3. DEVORA EL EVANGELIO CON EL CORAZON

El Evangelio tiene un lugar; el corazón. Es una vida y en el centro de la vida debe ser
acogido. Un corazón que ha logrado una rica interioridad, se capacita para dar fruto en
abundancia. Un corazón con superficialidad, ni sentirá deseos de acercarse al
Evangelio, ni encontrará en él a la persona entrañable a Jesús. Un santo es alguien que
ha devorado el Evangelio con su vida, lo ha hecho experiencia. Un apóstol verdadero
es un hombre que lleva grabado el Evangelio en lo hondo de su ser. No se trata de
comer el Evangelio, como el profeta que oyó una voz que le dijo “come el rollo” y le
supo agradable en la boca y amargo en las entrañas. Devorar el Evangelio es tener
“hambre y sed” fuertes de Jesús. Devorarle es acogerle dentro con ganas, con decisión,
con pasión. Devorarle es dejarse fascinar, seducir por sus palabras interiores, sus
palabras que son “espíritu vida”.

El profe Jeremías dice: “Cuando encontraba palabras tuyas, las devoraba; tus palabras
eran el gozo y la alegría de mi corazón”. Porque el Evangelio, para el que lo descubre,
se convierte en “amigo inseparable”, en tesoro escondido. Encuentra en él su riqueza,
el alimento y el manantial para su vida espiritual. Un hombre con “hambre del
Evangelio” fue Nicodemo. Un hombre que hace camino en la noche al encuentro de
Jesús. Y sentado frente a frente con Él, en largas horas de silencio y paz, descubre una
vida nueva. Descubre que hay que renacer, hay que volver a nacer de nuevo. Es adulto,
pero tiene que volverse como niño. Un niño de corazón limpio, inocente y que busca
apoyo. Este hombre de la noche devoró, una a una, las palabras entrañables de Jesús
que le rociaron con el agua que salta hasta la vida eterna y le quemaron con el fuego
del Espíritu. Nicodemo descubrió que aquel que le hablaba, con tanta serenidad y
dulzura, era el Hijo de Dios; era el amor más profundo del Padre, para que los hombres
lo devoraran y aprendieran a caminar por sendas nunca conocidas.

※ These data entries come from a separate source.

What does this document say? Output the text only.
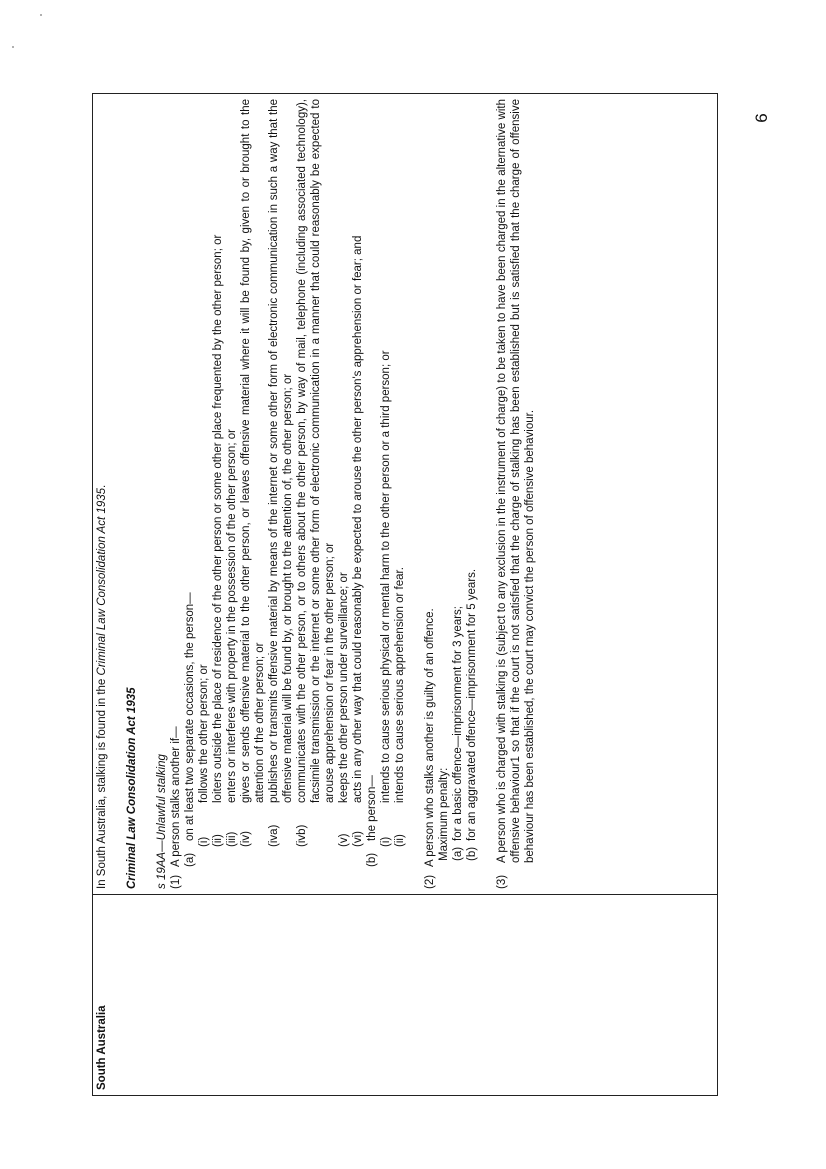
9
South Australia	

In South Australia, stalking is found in the Criminal Law Consolidation Act 1935.

Criminal Law Consolidation Act 1935 s 19AA—Unlawful stalking (1)
A person stalks another if— (a)
on at least two separate occasions, the person—
(i)
follows the other person; or
(ii)
loiters outside the place of residence of the other person or some other place frequented by the other person; or
(iii)
enters or interferes with property in the possession of the other person; or
(iv)
gives or sends offensive material to the other person, or leaves offensive material where it will be found by, given to or brought to the attention of the other person; or
(iva)
publishes or transmits offensive material by means of the internet or some other form of electronic communication in such a way that the offensive material will be found by, or brought to the attention of, the other person; or
(ivb)
communicates with the other person, or to others about the other person, by way of mail, telephone (including associated technology), facsimile transmission or the internet or some other form of electronic communication in a manner that could reasonably be expected to arouse apprehension or fear in the other person; or
(v)
keeps the other person under surveillance; or
(vi)
acts in any other way that could reasonably be expected to arouse the other person's apprehension or fear; and
(b)
the person—
(i)
intends to cause serious physical or mental harm to the other person or a third person; or
(ii)
intends to cause serious apprehension or fear.
(2)
A person who stalks another is guilty of an offence. Maximum penalty: (a)
for a basic offence—imprisonment for 3 years;
(b)
for an aggravated offence—imprisonment for 5 years.
(3)
A person who is charged with stalking is (subject to any exclusion in the instrument of charge) to be taken to have been charged in the alternative with offensive behaviour1 so that if the court is not satisfied that the charge of stalking has been established but is satisfied that the charge of offensive behaviour has been established, the court may convict the person of offensive behaviour.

Es una mujer devorada por la enfermedad. Ha gastado toda su fortuna en médicos; y


no encuentra solución a su mal. Encontrándose con Jesús que iba camino hacia la casa
de Jairo a sanar a su hija enferma, la hemorroisa, se mete entre la multitud que rodea
a Jesús, que le aprieta, le estruja a millares. Y en su corazón enfermo hace levantar un
deseo: “Con tal que toque la orla de su manto, quedaré curada”. Y estira su brazo y
con las puntas de las yemas de sus dedos, “toca” (devora con su fe) a Jesús. Y de Jesús
sale “una fuerza especial” que devora a la mujer y la cura. Jesús alza la voz: “¿Quién
me tocó?. ” Alguien le había devorado. Y postrada ate Jesús, re4conociendo que es
ella, oye del Maestro su Palabra de paz: “Mujer, vete en paz”. Muchos tocaron a Jesús;
una sola fue curada. La mujer humilde y con hambre de Jesús que sintió en su corazón
que Jesús “era la alegría y el gozo” de su vida nueva.
Devorar el Evangelio es “correr” hacia el encuentro de Jesús. Correr a subirse a un
árbol para verle pasar. ¿Sólo pasar? ¿Tan poca era el hambre que Zaqueo sentía por
Jesús? ¿Aún le devoraba el afán de dinero? Si es cierto que los ojos de Zaqueo
devoraban a Jesús, más cierto es que la “mirada de Jesús” devoro a Zaqueo. Le hizo
bajar de su pódium. Le puso en el suelo y le hizo sentirse pequeño, nada. No era el
dinero lo que daba medida a su estatura; su estatura era la medida de su corazón.
Dejado en manos del dinero, ahora Zaqueo abre las puertas de su casa, porque Jesús
quiere celebrar el encuentro con él, sentados a la mesa Jesús dice: “Hoy ha entrado la
salvación en esta casa”. Lo dice después que Zaqueo lanza fuera de su corazón el
dinero que le esclavizaba y, ahora, devorado por Jesús, lo regala a los pobres. Zaqueo
soy yo. Jesús se hace hoy presente en el Evangelio al que me subo o bajo; pero en el
que me “adentro”. Y la salvación también entra en mi casa. Quien corre hacia Jesús,
aprende que llega tarde; porque él, en alas de su Espíritu, ha adelantado la llegada.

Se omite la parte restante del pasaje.